The right common carotid artery originates from the brachiocephalic trunk immediately posterior to the right sternoclavicular joint and is entirely in the neck throughout its course. Both right and left common carotid arteries ascend through the neck, just lateral to the trachea and esophagus, within a fascial compartment (the carotid sheath). They give off no branches as they pass through the neck. Near the superior edge of the thyroid cartilage each common carotid artery divides into its two terminal branches-the external and internal carotid arteries. At the bifurcation, the common carotid artery and the beginning of the internal carotid artery are dilated. This dilation is the carotid sinus and contains receptors that monitor changes in blood pressure and are innervated by a branch of the glossopharyngeal nerve [cranial nerve IX]. Another accumulation of receptors in the area of the bifurcation is responsible for detecting changes in blood chemistry, primarily oxygen content. This is the carotid body and is innervated by branches from both the glossopharyngeal [IX] and vagus [X] nerves.

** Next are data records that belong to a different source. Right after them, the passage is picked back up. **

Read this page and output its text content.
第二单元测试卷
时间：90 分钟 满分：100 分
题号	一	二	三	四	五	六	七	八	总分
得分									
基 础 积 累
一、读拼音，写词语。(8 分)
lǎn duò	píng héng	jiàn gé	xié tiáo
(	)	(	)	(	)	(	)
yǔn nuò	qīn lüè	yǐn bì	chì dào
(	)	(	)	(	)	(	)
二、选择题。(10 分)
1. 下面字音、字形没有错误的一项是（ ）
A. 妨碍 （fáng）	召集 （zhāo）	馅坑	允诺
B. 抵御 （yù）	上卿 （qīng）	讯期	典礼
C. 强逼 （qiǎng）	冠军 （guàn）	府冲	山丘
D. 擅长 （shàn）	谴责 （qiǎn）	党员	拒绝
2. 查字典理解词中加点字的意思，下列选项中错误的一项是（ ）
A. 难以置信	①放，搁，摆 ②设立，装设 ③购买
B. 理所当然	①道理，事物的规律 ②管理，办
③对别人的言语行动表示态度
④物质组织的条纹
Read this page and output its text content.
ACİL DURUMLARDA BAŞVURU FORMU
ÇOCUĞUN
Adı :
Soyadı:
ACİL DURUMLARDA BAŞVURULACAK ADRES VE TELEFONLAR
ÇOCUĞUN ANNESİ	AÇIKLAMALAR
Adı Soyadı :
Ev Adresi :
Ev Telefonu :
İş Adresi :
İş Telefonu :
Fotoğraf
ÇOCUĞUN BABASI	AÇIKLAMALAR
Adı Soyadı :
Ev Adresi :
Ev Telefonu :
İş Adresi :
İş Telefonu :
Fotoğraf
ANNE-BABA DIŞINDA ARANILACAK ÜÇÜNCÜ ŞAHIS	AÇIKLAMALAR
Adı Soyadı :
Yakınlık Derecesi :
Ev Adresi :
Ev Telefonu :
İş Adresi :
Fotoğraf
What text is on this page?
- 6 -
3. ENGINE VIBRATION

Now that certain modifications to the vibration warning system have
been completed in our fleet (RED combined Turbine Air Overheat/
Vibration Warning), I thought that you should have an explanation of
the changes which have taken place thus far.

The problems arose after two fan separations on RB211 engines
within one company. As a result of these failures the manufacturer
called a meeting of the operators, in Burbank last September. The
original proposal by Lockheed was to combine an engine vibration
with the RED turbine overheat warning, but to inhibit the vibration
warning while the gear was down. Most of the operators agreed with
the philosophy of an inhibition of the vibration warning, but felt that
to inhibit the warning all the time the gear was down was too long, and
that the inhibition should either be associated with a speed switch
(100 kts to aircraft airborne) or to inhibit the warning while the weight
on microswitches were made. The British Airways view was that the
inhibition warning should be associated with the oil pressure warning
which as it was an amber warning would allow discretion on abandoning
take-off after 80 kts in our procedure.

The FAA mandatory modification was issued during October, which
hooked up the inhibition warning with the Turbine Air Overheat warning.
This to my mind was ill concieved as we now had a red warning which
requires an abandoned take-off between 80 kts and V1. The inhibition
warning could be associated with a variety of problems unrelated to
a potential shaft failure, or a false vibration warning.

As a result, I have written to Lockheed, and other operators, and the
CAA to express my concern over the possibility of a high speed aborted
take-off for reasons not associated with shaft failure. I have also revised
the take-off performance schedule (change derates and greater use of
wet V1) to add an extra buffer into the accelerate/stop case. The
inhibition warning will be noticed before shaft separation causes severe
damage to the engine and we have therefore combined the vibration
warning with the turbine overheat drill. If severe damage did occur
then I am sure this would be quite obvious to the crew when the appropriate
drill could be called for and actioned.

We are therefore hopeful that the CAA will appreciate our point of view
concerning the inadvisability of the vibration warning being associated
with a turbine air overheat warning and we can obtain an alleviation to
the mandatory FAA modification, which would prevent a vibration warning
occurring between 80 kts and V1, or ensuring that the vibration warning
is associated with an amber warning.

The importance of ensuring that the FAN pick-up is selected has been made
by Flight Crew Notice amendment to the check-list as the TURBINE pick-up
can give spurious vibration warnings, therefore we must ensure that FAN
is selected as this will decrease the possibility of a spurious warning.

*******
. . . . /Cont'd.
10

Figure 4. Brachiocephalic artery major branches and functions
Internal carotid arteries
After its origin, the internal carotid artery ascends toward the base of the skull. It gives off no branches in the neck and enters the cranial cavity through the carotid canal in the petrous part of the temporal bone. The internal carotid arteries supply the cerebral hemispheres, the eyes and the contents of the orbits, and the forehead.
External carotid arteries
The external carotid arteries begin giving off branches immediately after the bifurcation of the common carotid arteries as follows:
- Superior thyroid artery: supplies the thyrohyoid muscle, internal structures of the larynx, sternocleidomastoid and cricothyroid muscles, thyroid gland
- Ascending pharyngeal artery: supplies pharyngeal constrictors and stylopharyngeus muscle, palate, tonsil, pharyngotympanic tube, meninges in posterior cranial fossa
- Lingual artery: Muscles of the tongue, palatine tonsil, soft palate, epiglottis, floor of mouth, sublingual gland
- Facial artery: All structures in the face from the inferior border of the mandible anterior to the masseter muscle to the medial corner of the eye, the soft palate, palatine tonsil, pharyngotympanic tube, submandibular gland
- Occipital artery: Sternocleidomastoid muscle, meninges in posterior cranial fossa, mastoid cells, deep muscles of the back, posterior scalp
- Posterior auricular artery: Parotid gland and nearby muscles, external ear and scalp posterior to ear, middle and inner ear structures
- Superficial temporal artery: Parotid gland and duct, masseter muscle, lateral face, anterior part of external ear, temporal is muscle, parietal and temporal fossae
- Maxillary artery: External acoustic meatus, lateral and medial surface of tympanic membrane, temporomandibular joint, dura mater on lateral wall of skull and inner table of cranial bones, trigeminal ganglion and dura in vicinity, mylohyoid muscle, mandibular teeth, skin on chin , temporalis muscle, outer table of bones of skull in temporal fossa, structures in infratemporal fossa, maxillary sinus, upper teeth and gingivae, infra-orbital skin, palate, roof of pharynx, nasal cavity.